On Monday 14 February 2005 14:20, Cory Papenfuss wrote:
> > I would be perfectly happy "tuning" and storing the fully encrypted 
> > datastream under myth. For playback, just send it to the TV with a 
> > cable  
> > card and let it decrypt it. This would possibly mean I can't share 
> > my  
> > programs with someone else if they can't decrypt it (definately 
> > someone  
> > without a cable card or a card on another system); but that is not 
> > my  
> > goal anyway.  I just want to record and playback shows at my house. 
> > Fast forward may be a problem if myth doesn't know where to jump to. 
> > If the decoder could handle junk (which I assume it can), you can 
> > just  
> > skip ahead xMB and live with the "resync clutter" I suppose.
> 
>   ... except that the encryption AFAIK includes a time-dependent 
> trigger.  Even if you record the encrypted stream, the encryption 
> allows  
> for it not playing back at a later date.  I don't remeber where I read 
> about that, but it makes sense (and sucks all at the same time).
> 
>   WRT hacking a PCI card, the "robustness" part of the rules 
> wouldn't be necessarily be violated if the card takes in encrypted 
> data  
> over the PCI bus, decrypts, and decodes to output analog.  You need 
> pretty  
> small logic probes to look inside a chip.... :)

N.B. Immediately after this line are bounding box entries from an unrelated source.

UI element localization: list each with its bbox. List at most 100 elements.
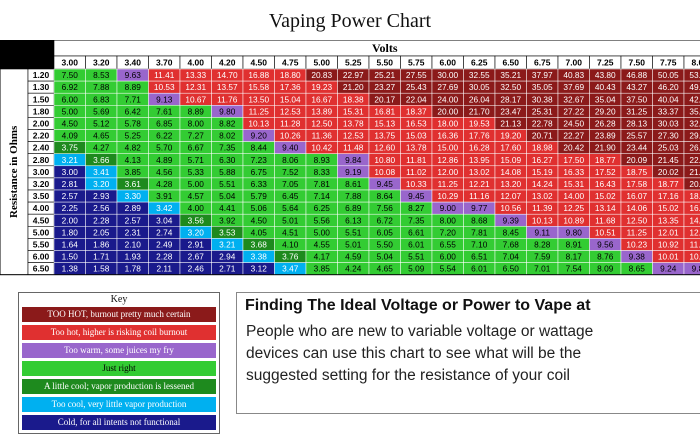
cell-value: 6.25 — [314, 203, 331, 213]
cell-value: 16.33 — [563, 167, 584, 177]
cell-value: 3.76 — [282, 252, 299, 262]
cell-value: 6.55 — [440, 239, 457, 249]
cell-value: 1.93 — [125, 252, 142, 262]
cell-value: 8.68 — [471, 215, 488, 225]
cell-value: 5.00 — [314, 227, 331, 237]
x-axis-label: Volts — [372, 41, 398, 55]
cell-value: 10.67 — [185, 94, 206, 104]
cell-value: 7.56 — [377, 203, 394, 213]
cell-value: 27.22 — [563, 106, 584, 116]
cell-value: 3.21 — [62, 155, 79, 165]
cell-value: 12.00 — [437, 167, 458, 177]
cell-value: 9.45 — [408, 191, 425, 201]
cell-value: 11.81 — [406, 155, 427, 165]
cell-value: 17.16 — [658, 191, 679, 201]
legend-key: Key TOO HOT, burnout pretty much certain… — [18, 292, 220, 434]
cell-value: 22.78 — [532, 118, 553, 128]
cell-value: 7.52 — [282, 167, 299, 177]
cell-value: 2.28 — [93, 215, 110, 225]
cell-value: 40.83 — [563, 70, 584, 80]
cell-value: 15.31 — [343, 106, 364, 116]
cell-value: 9.40 — [282, 143, 299, 153]
cell-value: 3.85 — [125, 167, 142, 177]
cell-value: 12.53 — [280, 106, 301, 116]
cell-value: 16.88 — [248, 70, 269, 80]
cell-value: 13.02 — [532, 191, 553, 201]
chart-title: Vaping Power Chart — [268, 10, 432, 32]
row-header-label: 1.20 — [33, 70, 50, 80]
row-header-label: 1.50 — [33, 94, 50, 104]
cell-value: 15.58 — [248, 82, 269, 92]
cell-value: 5.51 — [408, 252, 425, 262]
cell-value: 6.50 — [503, 264, 520, 274]
cell-value: 4.55 — [314, 239, 331, 249]
cell-value: 1.86 — [93, 239, 110, 249]
cell-value: 3.53 — [219, 227, 236, 237]
cell-value: 20.42 — [563, 143, 584, 153]
cell-value: 32.00 — [689, 118, 700, 128]
cell-value: 12.50 — [626, 215, 647, 225]
cell-value: 11.36 — [312, 131, 333, 141]
cell-value: 25.43 — [406, 82, 427, 92]
cell-value: 46.20 — [658, 82, 679, 92]
cell-value: 1.38 — [62, 264, 79, 274]
cell-value: 8.28 — [534, 239, 551, 249]
cell-value: 13.14 — [595, 203, 616, 213]
chart-border — [0, 40, 700, 276]
row-header-label: 4.50 — [33, 215, 50, 225]
cell-value: 19.20 — [500, 131, 521, 141]
info-line: People who are new to variable voltage o… — [246, 323, 594, 340]
cell-value: 40.04 — [658, 94, 679, 104]
cell-value: 3.85 — [314, 264, 331, 274]
cell-value: 3.68 — [251, 239, 268, 249]
cell-value: 27.30 — [658, 131, 679, 141]
cell-value: 5.88 — [219, 167, 236, 177]
cell-value: 25.03 — [658, 143, 679, 153]
cell-value: 21.13 — [500, 118, 521, 128]
cell-value: 21.45 — [658, 155, 679, 165]
cell-value: 12.25 — [563, 203, 584, 213]
cell-value: 32.55 — [469, 70, 490, 80]
cell-value: 2.05 — [93, 227, 110, 237]
cell-value: 3.92 — [219, 215, 236, 225]
cell-value: 15.04 — [280, 94, 301, 104]
cell-value: 3.42 — [156, 203, 173, 213]
row-header-label: 1.30 — [33, 82, 50, 92]
column-header-label: 6.00 — [439, 58, 456, 68]
cell-value: 5.51 — [345, 227, 362, 237]
cell-value: 6.51 — [471, 252, 488, 262]
cell-value: 4.57 — [188, 191, 205, 201]
cell-value: 26.67 — [689, 143, 700, 153]
cell-value: 6.89 — [345, 203, 362, 213]
cell-value: 2.46 — [188, 264, 205, 274]
cell-value: 9.80 — [566, 227, 583, 237]
column-header-label: 3.40 — [124, 58, 141, 68]
cell-value: 16.00 — [689, 203, 700, 213]
cell-value: 49.23 — [689, 82, 700, 92]
cell-value: 20.02 — [658, 167, 679, 177]
cell-value: 2.91 — [188, 239, 205, 249]
cell-value: 23.44 — [626, 143, 647, 153]
column-header-label: 3.70 — [156, 58, 173, 68]
cell-value: 4.00 — [188, 203, 205, 213]
cell-value: 4.50 — [62, 118, 79, 128]
cell-value: 8.64 — [377, 191, 394, 201]
cell-value: 8.27 — [408, 203, 425, 213]
cell-value: 8.09 — [597, 264, 614, 274]
cell-value: 35.04 — [595, 94, 616, 104]
cell-value: 10.89 — [563, 215, 584, 225]
cell-value: 11.02 — [406, 167, 427, 177]
cell-value: 13.02 — [469, 167, 490, 177]
cell-value: 2.56 — [93, 203, 110, 213]
cell-value: 9.77 — [471, 203, 488, 213]
cell-value: 3.21 — [219, 239, 236, 249]
cell-value: 25.21 — [374, 70, 395, 80]
cell-value: 3.12 — [251, 264, 268, 274]
cell-value: 9.13 — [156, 94, 173, 104]
column-header-label: 6.50 — [502, 58, 519, 68]
cell-value: 2.74 — [156, 227, 173, 237]
cell-value: 5.00 — [62, 106, 79, 116]
cell-value: 23.89 — [595, 131, 616, 141]
cell-value: 21.20 — [343, 82, 364, 92]
cell-value: 11.28 — [280, 118, 301, 128]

The whole scenario still sucks, though.  If you can't decode the stream 
before it's output, you lose half the functionality of Myth.  No 
commercial detection, no input/output filters, possibly no OSD, 
depending on the output mechanism.  No transcoding to save space.  No 
(or at least limited) seeking; no trick play (slow down/speed 
up/libsamplerate stuff).

At that point I would probably have to break down and get a Tivo.